If the officer believes there is reasonable suspicion that the person is impaired, he or she will ask the person to perform what we call “field sobriety tests,” while the officer will call them “field sobriety exercises.” Field sobriety tests can include the finger to nose test, walk and turn test, rhomberg alphabet test, one leg stand test, and rhomberg balance test. We have noticed that when there is a video, the officer’s explanation of what happened often does not match what is in the video. Whether a person appears impaired is an opinion. And reasonable people can disagree. Regardless, the officer has an interest in making sure that the eventual arrest is justified. Therefore, the police report will often embellish what actually happened. For example, the report may read, “the suspect was swaying from side to side,” which makes a visual image in the mind of a person swaying dramatically. However, often we will watch DUI videos where there is no clear sway and it appears to us, and often to jurors, that the person’s sway is natural and not indicative of impairment.

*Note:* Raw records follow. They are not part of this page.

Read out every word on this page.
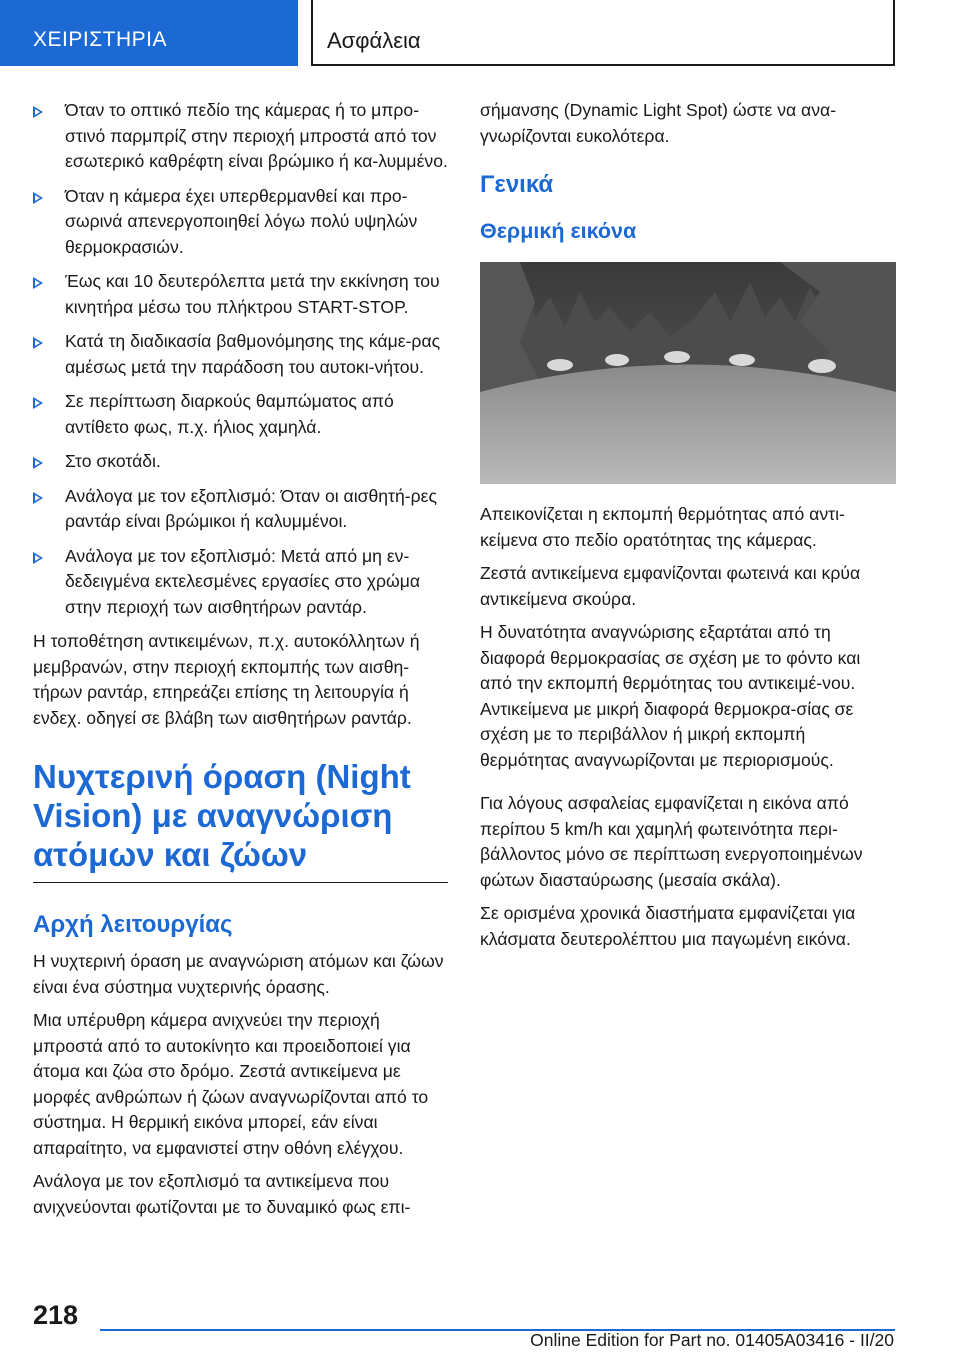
ΧΕΙΡΙΣΤΗΡΙΑ	Ασφάλεια
Όταν το οπτικό πεδίο της κάμερας ή το μπρο-στινό παρμπρίζ στην περιοχή μπροστά από τον εσωτερικό καθρέφτη είναι βρώμικο ή κα-λυμμένο.
Όταν η κάμερα έχει υπερθερμανθεί και προ-σωρινά απενεργοποιηθεί λόγω πολύ υψηλών θερμοκρασιών.
Έως και 10 δευτερόλεπτα μετά την εκκίνηση του κινητήρα μέσω του πλήκτρου START-STOP.
Κατά τη διαδικασία βαθμονόμησης της κάμε-ρας αμέσως μετά την παράδοση του αυτοκι-νήτου.
Σε περίπτωση διαρκούς θαμπώματος από αντίθετο φως, π.χ. ήλιος χαμηλά.
Στο σκοτάδι.
Ανάλογα με τον εξοπλισμό: Όταν οι αισθητή-ρες ραντάρ είναι βρώμικοι ή καλυμμένοι.
Ανάλογα με τον εξοπλισμό: Μετά από μη εν-δεδειγμένα εκτελεσμένες εργασίες στο χρώμα στην περιοχή των αισθητήρων ραντάρ.

Η τοποθέτηση αντικειμένων, π.χ. αυτοκόλλητων ή μεμβρανών, στην περιοχή εκπομπής των αισθη-τήρων ραντάρ, επηρεάζει επίσης τη λειτουργία ή ενδεχ. οδηγεί σε βλάβη των αισθητήρων ραντάρ.

Νυχτερινή όραση (Night Vision) με αναγνώριση ατόμων και ζώων
Αρχή λειτουργίας

Η νυχτερινή όραση με αναγνώριση ατόμων και ζώων είναι ένα σύστημα νυχτερινής όρασης.

Μια υπέρυθρη κάμερα ανιχνεύει την περιοχή μπροστά από το αυτοκίνητο και προειδοποιεί για άτομα και ζώα στο δρόμο. Ζεστά αντικείμενα με μορφές ανθρώπων ή ζώων αναγνωρίζονται από το σύστημα. Η θερμική εικόνα μπορεί, εάν είναι απαραίτητο, να εμφανιστεί στην οθόνη ελέγχου.

Ανάλογα με τον εξοπλισμό τα αντικείμενα που ανιχνεύονται φωτίζονται με το δυναμικό φως επι-

σήμανσης (Dynamic Light Spot) ώστε να ανα-γνωρίζονται ευκολότερα.

Γενικά
Θερμική εικόνα

Απεικονίζεται η εκπομπή θερμότητας από αντι-κείμενα στο πεδίο ορατότητας της κάμερας.

Ζεστά αντικείμενα εμφανίζονται φωτεινά και κρύα αντικείμενα σκούρα.

Η δυνατότητα αναγνώρισης εξαρτάται από τη διαφορά θερμοκρασίας σε σχέση με το φόντο και από την εκπομπή θερμότητας του αντικειμέ-νου. Αντικείμενα με μικρή διαφορά θερμοκρα-σίας σε σχέση με το περιβάλλον ή μικρή εκπομπή θερμότητας αναγνωρίζονται με περιορισμούς.

Για λόγους ασφαλείας εμφανίζεται η εικόνα από περίπου 5 km/h και χαμηλή φωτεινότητα περι-βάλλοντος μόνο σε περίπτωση ενεργοποιημένων φώτων διασταύρωσης (μεσαία σκάλα).

Σε ορισμένα χρονικά διαστήματα εμφανίζεται για κλάσματα δευτερολέπτου μια παγωμένη εικόνα.

218
Online Edition for Part no. 01405A03416 - II/20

But back to the original question. The field sobriety tests are not required by law. A person cannot lose their license or be prosecuted simply for declining to perform the field sobriety tests. However, if a person is arrested for DUI, the State can use their refusal against them in court. In other words, the prosecutor can stand in front of a jury and argue, “[l]adies and gentlemen, why would the defendant refuse to perform field sobriety exercises unless he knew that he was impaired?” The DHSMV can also use the refusal to perform field sobriety tests as evidence to support the license suspension.